Saturday, December 28, 2024
34.0°F

Coronavirus leading killer of Idaho residents in November

by KEITH RIDLER
| December 11, 2020 7:00 AM

BOISE, Idaho (AP) — Idaho Gov. Brad Little said Thursday that residents can expect diminished health care if hospitals fill with COVID-19 patients and the state has to initiate crisis standards of care.

The Republican governor warned of the impending standards during a news conference on the same day health officials announced COVID-19 was the state's leading cause of death in November. Little also said county morgues were asking for mobile refrigerators to hold bodies.

The Idaho Department of Health and Welfare said the illness killed 247 people last month. COVID-19 has killed just over 1,100 residents to date, making it the third leading cause of death in Idaho for the year.

That's about four to five times the number of annual deaths from flu and pneumonia. More than 116,000 residents have been infected. A northern Idaho doctor who took part in the news conference said some of them could face lasting lung damage from the disease.

"This is not like any virus I've ever seen," said Robert Scoggins, a doctor at Kootenai Health in Coeur d'Alene who specializes in pulmonary diseases and critical care medicine.

Despite the dire warning, Little said he was keeping the state in stage two of his Idaho Rebounds plan, restricting group sizes to 10 or fewer. The limit of 10 people doesn't apply to religious or political gatherings.

Stage two requires masks at long-term care facilities, recommends that at-risk residents self-isolate, and encourages businesses to allow employees to work from home. Bars, nightclubs and restaurants can remain open but patrons must be seated.

Little declined to issue a statewide mask mandate, something health officials have requested to slow the virus' spread. Little has said there would be greater compliance if people chose to wear a mask of their own volition. Many Idaho residents say wearing a mask is an infringement of their freedom.
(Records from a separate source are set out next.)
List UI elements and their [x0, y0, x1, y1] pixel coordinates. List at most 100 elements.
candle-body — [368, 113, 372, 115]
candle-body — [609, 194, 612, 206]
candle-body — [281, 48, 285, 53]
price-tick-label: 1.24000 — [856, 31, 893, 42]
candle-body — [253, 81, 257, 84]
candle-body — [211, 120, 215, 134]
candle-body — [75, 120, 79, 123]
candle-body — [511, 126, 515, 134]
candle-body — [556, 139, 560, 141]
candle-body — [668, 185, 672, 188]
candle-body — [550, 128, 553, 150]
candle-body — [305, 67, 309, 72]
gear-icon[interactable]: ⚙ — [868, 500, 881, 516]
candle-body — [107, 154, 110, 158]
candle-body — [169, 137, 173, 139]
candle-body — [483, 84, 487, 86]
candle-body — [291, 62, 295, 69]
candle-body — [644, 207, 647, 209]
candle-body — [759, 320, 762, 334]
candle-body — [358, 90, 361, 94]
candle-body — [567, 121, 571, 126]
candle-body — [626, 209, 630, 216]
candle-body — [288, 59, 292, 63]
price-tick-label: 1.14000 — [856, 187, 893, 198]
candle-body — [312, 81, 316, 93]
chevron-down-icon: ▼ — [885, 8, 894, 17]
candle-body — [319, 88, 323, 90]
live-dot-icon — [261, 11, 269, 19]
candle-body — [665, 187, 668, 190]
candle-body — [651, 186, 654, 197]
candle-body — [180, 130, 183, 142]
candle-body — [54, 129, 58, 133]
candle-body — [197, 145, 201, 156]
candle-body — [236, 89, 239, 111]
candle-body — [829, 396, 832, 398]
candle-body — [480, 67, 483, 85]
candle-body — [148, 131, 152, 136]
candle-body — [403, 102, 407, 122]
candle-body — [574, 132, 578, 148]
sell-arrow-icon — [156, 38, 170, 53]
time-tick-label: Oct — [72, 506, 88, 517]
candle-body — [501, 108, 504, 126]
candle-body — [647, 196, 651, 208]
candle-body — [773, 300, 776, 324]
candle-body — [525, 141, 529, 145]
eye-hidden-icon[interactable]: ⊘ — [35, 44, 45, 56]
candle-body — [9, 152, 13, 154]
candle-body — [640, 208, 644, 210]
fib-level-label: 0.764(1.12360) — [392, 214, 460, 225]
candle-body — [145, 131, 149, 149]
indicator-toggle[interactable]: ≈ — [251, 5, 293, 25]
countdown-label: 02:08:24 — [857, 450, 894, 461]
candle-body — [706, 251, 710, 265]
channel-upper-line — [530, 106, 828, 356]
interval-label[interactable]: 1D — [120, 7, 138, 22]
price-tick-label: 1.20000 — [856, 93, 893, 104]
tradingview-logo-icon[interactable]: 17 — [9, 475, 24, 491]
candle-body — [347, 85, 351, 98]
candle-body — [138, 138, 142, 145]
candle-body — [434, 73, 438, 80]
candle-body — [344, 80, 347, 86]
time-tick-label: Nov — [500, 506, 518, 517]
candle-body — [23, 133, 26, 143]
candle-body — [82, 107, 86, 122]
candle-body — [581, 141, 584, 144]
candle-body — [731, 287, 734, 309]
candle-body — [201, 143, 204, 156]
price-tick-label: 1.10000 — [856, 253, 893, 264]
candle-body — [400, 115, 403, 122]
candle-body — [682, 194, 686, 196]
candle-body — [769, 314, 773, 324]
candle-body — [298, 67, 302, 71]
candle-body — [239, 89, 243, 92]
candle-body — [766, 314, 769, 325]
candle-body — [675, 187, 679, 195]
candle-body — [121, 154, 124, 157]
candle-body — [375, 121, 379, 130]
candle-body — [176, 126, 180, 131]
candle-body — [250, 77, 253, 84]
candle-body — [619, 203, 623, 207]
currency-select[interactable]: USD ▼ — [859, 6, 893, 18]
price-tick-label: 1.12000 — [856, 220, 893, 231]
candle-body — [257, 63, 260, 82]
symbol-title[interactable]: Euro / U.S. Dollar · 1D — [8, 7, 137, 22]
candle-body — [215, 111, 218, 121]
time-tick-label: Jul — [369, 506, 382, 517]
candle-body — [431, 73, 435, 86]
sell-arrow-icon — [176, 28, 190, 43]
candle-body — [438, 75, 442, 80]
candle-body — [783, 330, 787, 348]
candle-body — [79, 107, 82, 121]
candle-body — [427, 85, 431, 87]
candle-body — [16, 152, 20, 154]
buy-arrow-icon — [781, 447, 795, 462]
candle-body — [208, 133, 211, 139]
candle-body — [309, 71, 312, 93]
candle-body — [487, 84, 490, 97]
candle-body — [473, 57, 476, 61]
"I have got to get these numbers under control," Little said. "I've got to get better compliance. I've got to get people choosing to do the right thing so that we can go back and take advantage of this economic prosperity instead of having it diminished by us having to spend extra money on health care, businesses slowing down, and kids being out of school."

Idaho has a projected $630 million budget surplus despite the pandemic, and Little has floated plans for unspecified tax cuts as well as investments in education and roads. But the state's budget has been buoyed by federal coronavirus relief money that's now drying up, including unemployment assistance at the end of the month.

Meanwhile, health officials say Idaho's attempt to hold the coronavirus in check is failing, and hospitals are nearing a point where the state will have to initiate a crisis plan that divides the sick into categories, prioritizing those with life-threatening illnesses or injuries who are expected to survive and giving only comfort care to those who aren't.

"If we can't slow the spread, this situation will affect you personally, whether you have COVID or not," Little said. Heart attack or car-crash victims, for example, might not get treatment.

Little said that besides the surge of patients, hospital workers are getting sick, also potentially limiting how many people can receive treatment.

Idaho's largest hospital system, St. Luke's Health System, announced Thursday it would hold an urgent, drive-through career fair next week in hopes of recruiting additional staffers to help care for COVID-19 patients.

The hospital system is trying to hire housekeepers, food service workers and laundry technicians as well as staffers to help transport patients and customer service workers to help refer patients to clinics.

Scoggins, the doctor at Kootenai Health, said he's concerned his facility won't be able to treat patients, and there won't be anywhere to send them. He's also concerned about the hospital's workers, who have been fighting the disease since spring.

"Our staff is becoming fatigued and burned out," he said.